Why Postgres for the Catalog

SQLite works for single-developer POCs but breaks down when:

Multiple Airflow workers POST run events concurrently
SaaS organizations share the same API with row-level isolation
You need point-in-time recovery and managed backups
Alembic migrations must run atomically during deploys

Managed Postgres (DigitalOcean, RDS, Cloud SQL) provides connection pooling, SSL, and automated backups out of the box.

Configuration

Set the database URL before starting the API:

$env:DATAXPIPE_DB = "postgresql://user:pass@host:25060/dataxpipe?sslmode=require"
$env:DATAXPIPE_USE_ALEMBIC = "true"
uvicorn app.main:app --port 8000

Enable Alembic so the app skips implicit runtime schema creation—migrations are the source of truth.

Running migrations

Apply schema changes during deployment:

python scripts/run_migrations.py
# or directly:
alembic upgrade head

Migration history lives in alembic/versions/. Key migrations include:

Version	Contents
`0001_initial`	Pipelines, runs, checks, connections, lineage
`0002_saas`	Organizations, API keys, Stripe billing columns

Always run migrations before routing traffic to a new app version.

Connection pool tuning

The Catalog uses a Postgres connection pool controlled by:

Variable	Default	Recommendation
`DATAXPIPE_PG_POOL_MIN`	1	2–5 for steady-state
`DATAXPIPE_PG_POOL_MAX`	10	Match managed DB connection limit ÷ replica count

Oversized pools exhaust managed Postgres connection limits.

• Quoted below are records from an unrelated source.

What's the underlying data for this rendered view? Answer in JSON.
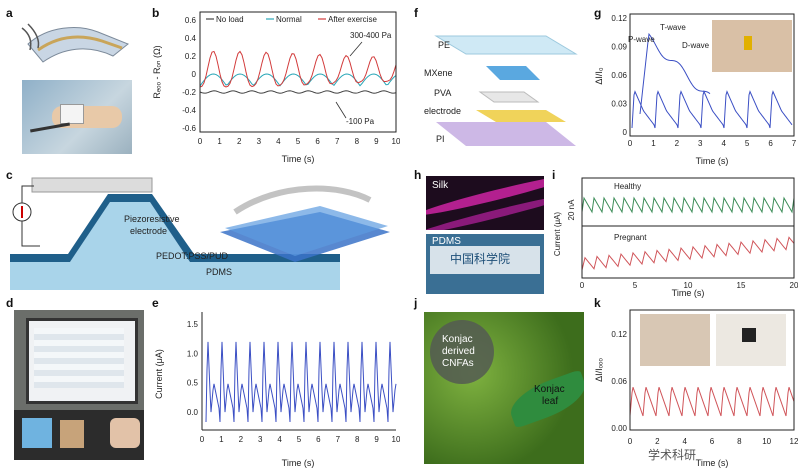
{
  "panels": {
    "a": "a",
    "b": "b",
    "c": "c",
    "d": "d",
    "e": "e",
    "f": "f",
    "g": "g",
    "h": "h",
    "i": "i",
    "j": "j",
    "k": "k"
  },
  "b": {
    "ylabel": "Rₑₒₒ - Rₒₙ (Ω)",
    "xlabel": "Time (s)",
    "legend": [
      "No load",
      "Normal",
      "After exercise"
    ],
    "annot_high": "300-400 Pa",
    "annot_low": "-100 Pa",
    "yticks": [
      "0.6",
      "0.4",
      "0.2",
      "0",
      "-0.2",
      "-0.4",
      "-0.6"
    ],
    "xticks": [
      "0",
      "1",
      "2",
      "3",
      "4",
      "5",
      "6",
      "7",
      "8",
      "9",
      "10"
    ]
  },
  "c": {
    "piezo": "Piezoresistive",
    "electrode": "electrode",
    "pedot": "PEDOT:PSS/PUD",
    "pdms": "PDMS"
  },
  "e": {
    "ylabel": "Current (μA)",
    "xlabel": "Time (s)",
    "yticks": [
      "1.5",
      "1.0",
      "0.5",
      "0.0"
    ],
    "xticks": [
      "0",
      "1",
      "2",
      "3",
      "4",
      "5",
      "6",
      "7",
      "8",
      "9",
      "10"
    ]
  },
  "f": {
    "layers": [
      "PE",
      "MXene",
      "PVA",
      "electrode",
      "PI"
    ]
  },
  "g": {
    "ylabel": "ΔI/I₀",
    "xlabel": "Time (s)",
    "p_wave": "P-wave",
    "t_wave": "T-wave",
    "d_wave": "D-wave",
    "yticks": [
      "0.12",
      "0.09",
      "0.06",
      "0.03",
      "0"
    ],
    "xticks": [
      "0",
      "1",
      "2",
      "3",
      "4",
      "5",
      "6",
      "7"
    ]
  },
  "h": {
    "silk": "Silk",
    "pdms": "PDMS",
    "badge": "中国科学院"
  },
  "i": {
    "healthy": "Healthy",
    "pregnant": "Pregnant",
    "scale": "20 nA",
    "ylabel": "Current (μA)",
    "xlabel": "Time (s)",
    "xticks": [
      "0",
      "5",
      "10",
      "15",
      "20"
    ]
  },
  "j": {
    "konjac_cnfa": "Konjac\nderived\nCNFAs",
    "konjac_leaf": "Konjac\nleaf",
    "cnfa_lines": [
      "Konjac",
      "derived",
      "CNFAs"
    ],
    "leaf_lines": [
      "Konjac",
      "leaf"
    ]
  },
  "k": {
    "ylabel": "ΔI/Iₒₒₒ",
    "xlabel": "Time (s)",
    "yticks": [
      "0.12",
      "0.06",
      "0.00"
    ],
    "xticks": [
      "0",
      "2",
      "4",
      "6",
      "8",
      "10",
      "12"
    ]
  },
  "watermark": "学术科研"
}
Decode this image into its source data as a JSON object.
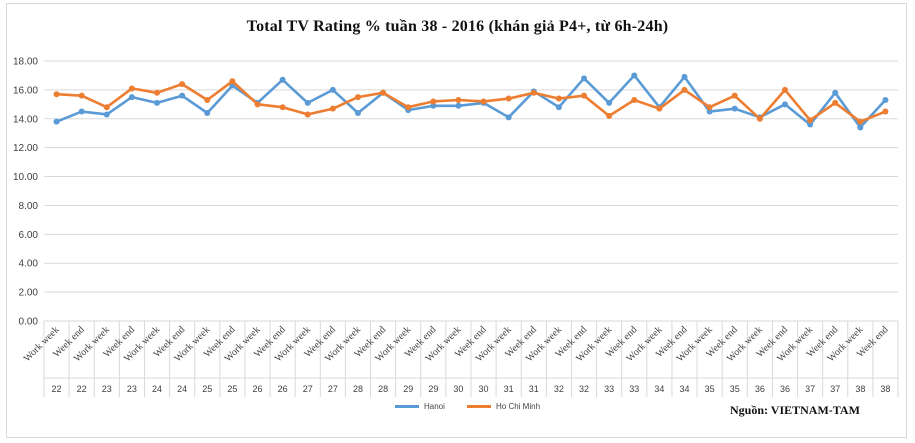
{
  "colors": {
    "hanoi": "#5b9bd5",
    "hcm": "#ed7d31",
    "grid": "#d9d9d9",
    "axis_text": "#404040"
  },
  "source": "Nguồn:  VIETNAM-TAM",
  "chart_data": {
    "type": "line",
    "title": "Total TV  Rating % tuần 38 - 2016 (khán  giả P4+, từ 6h-24h)",
    "ylim": [
      0,
      18
    ],
    "yticks": [
      "0.00",
      "2.00",
      "4.00",
      "6.00",
      "8.00",
      "10.00",
      "12.00",
      "14.00",
      "16.00",
      "18.00"
    ],
    "categories": [
      {
        "period": "Work week",
        "week": "22"
      },
      {
        "period": "Week end",
        "week": "22"
      },
      {
        "period": "Work week",
        "week": "23"
      },
      {
        "period": "Week end",
        "week": "23"
      },
      {
        "period": "Work week",
        "week": "24"
      },
      {
        "period": "Week end",
        "week": "24"
      },
      {
        "period": "Work week",
        "week": "25"
      },
      {
        "period": "Week end",
        "week": "25"
      },
      {
        "period": "Work week",
        "week": "26"
      },
      {
        "period": "Week end",
        "week": "26"
      },
      {
        "period": "Work week",
        "week": "27"
      },
      {
        "period": "Week end",
        "week": "27"
      },
      {
        "period": "Work week",
        "week": "28"
      },
      {
        "period": "Week end",
        "week": "28"
      },
      {
        "period": "Work week",
        "week": "29"
      },
      {
        "period": "Week end",
        "week": "29"
      },
      {
        "period": "Work week",
        "week": "30"
      },
      {
        "period": "Week end",
        "week": "30"
      },
      {
        "period": "Work week",
        "week": "31"
      },
      {
        "period": "Week end",
        "week": "31"
      },
      {
        "period": "Work week",
        "week": "32"
      },
      {
        "period": "Week end",
        "week": "32"
      },
      {
        "period": "Work week",
        "week": "33"
      },
      {
        "period": "Week end",
        "week": "33"
      },
      {
        "period": "Work week",
        "week": "34"
      },
      {
        "period": "Week end",
        "week": "34"
      },
      {
        "period": "Work week",
        "week": "35"
      },
      {
        "period": "Week end",
        "week": "35"
      },
      {
        "period": "Work week",
        "week": "36"
      },
      {
        "period": "Week end",
        "week": "36"
      },
      {
        "period": "Work week",
        "week": "37"
      },
      {
        "period": "Week end",
        "week": "37"
      },
      {
        "period": "Work week",
        "week": "38"
      },
      {
        "period": "Week end",
        "week": "38"
      }
    ],
    "series": [
      {
        "name": "Hanoi",
        "color_key": "hanoi",
        "values": [
          13.8,
          14.5,
          14.3,
          15.5,
          15.1,
          15.6,
          14.4,
          16.3,
          15.1,
          16.7,
          15.1,
          16.0,
          14.4,
          15.8,
          14.6,
          14.9,
          14.9,
          15.1,
          14.1,
          15.9,
          14.8,
          16.8,
          15.1,
          17.0,
          14.8,
          16.9,
          14.5,
          14.7,
          14.1,
          15.0,
          13.6,
          15.8,
          13.4,
          15.3
        ]
      },
      {
        "name": "Ho Chi Minh",
        "color_key": "hcm",
        "values": [
          15.7,
          15.6,
          14.8,
          16.1,
          15.8,
          16.4,
          15.3,
          16.6,
          15.0,
          14.8,
          14.3,
          14.7,
          15.5,
          15.8,
          14.8,
          15.2,
          15.3,
          15.2,
          15.4,
          15.8,
          15.4,
          15.6,
          14.2,
          15.3,
          14.7,
          16.0,
          14.8,
          15.6,
          14.0,
          16.0,
          13.9,
          15.1,
          13.8,
          14.5
        ]
      }
    ]
  }
}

Undersized pools cause latency spikes during concurrent check result writes.

For high-traffic SaaS, place PgBouncer between the app and managed Postgres to multiplex connections.

Local development with Docker

Test Postgres integration locally before production cutover:

docker run --name dxp-postgres `
  -e POSTGRES_PASSWORD=postgres `
  -e POSTGRES_USER=postgres `
  -e POSTGRES_DB=dpdb `
  -p 5432:5432 -d postgres:15

$env:POSTGRES_DSN = "postgresql://postgres:postgres@localhost:5432/dpdb"
$env:DATAXPIPE_DB = "postgresql://postgres:postgres@localhost:5432/dpdb"
pytest -q tests/test_postgres_integration.py

Registering Postgres warehouse connections

The Catalog executes checks against registered warehouse connections—not just the metadata database:

curl -X POST http://localhost:8000/api/v1/connections/ `
  -H "X-API-KEY: platform-key" `
  -H "Content-Type: application/json" `
  -d '{"id":"pg-prod","type":"postgres","config":{"dsn":"postgresql://..."}}'

Use _secret suffix keys for passwords stored in Vault:

{
  "id": "pg-prod",
  "type": "postgres",
  "config": {
    "host": "db.example.com",
    "port": 5432,
    "user": "dbuser",
    "password_secret": "vault/data/db-password",
    "dbname": "warehouse"
  }
}

Backups and recovery

Schedule regular backups with scripts/backup_db.py. Upload artifacts to object storage (DigitalOcean Spaces, S3):

python scripts/backup_db.py --output backups/ --upload spaces://my-bucket/dataxpipe/

Test restore quarterly. Catalog metadata loss means losing pipeline registration history, run audit trails, and lineage graphs.

Readiness checks

The /ready endpoint verifies Postgres connectivity. Configure Kubernetes or App Platform health checks against /ready, not just /health:

curl https://api.dataxpipe.com/ready

A failing readiness probe during deploy rolls back before clients hit a broken database connection.

CI integration

The repository includes .github/workflows/postgres-integration.yml which runs integration tests against a Postgres 15 service container on every push to main. Mirror this pattern in your fork to catch migration regressions early.

Migration from SQLite

To migrate existing local data:

Export pipeline metadata from SQLite via API (GET /pipelines/)
Stand up Postgres and run alembic upgrade head
Re-register pipelines via POST /pipelines/ with exported JSON
Update DATAXPIPE_DB and redeploy

Run history from the SQLite era can be archived separately; most teams treat the Postgres cutover as a clean slate.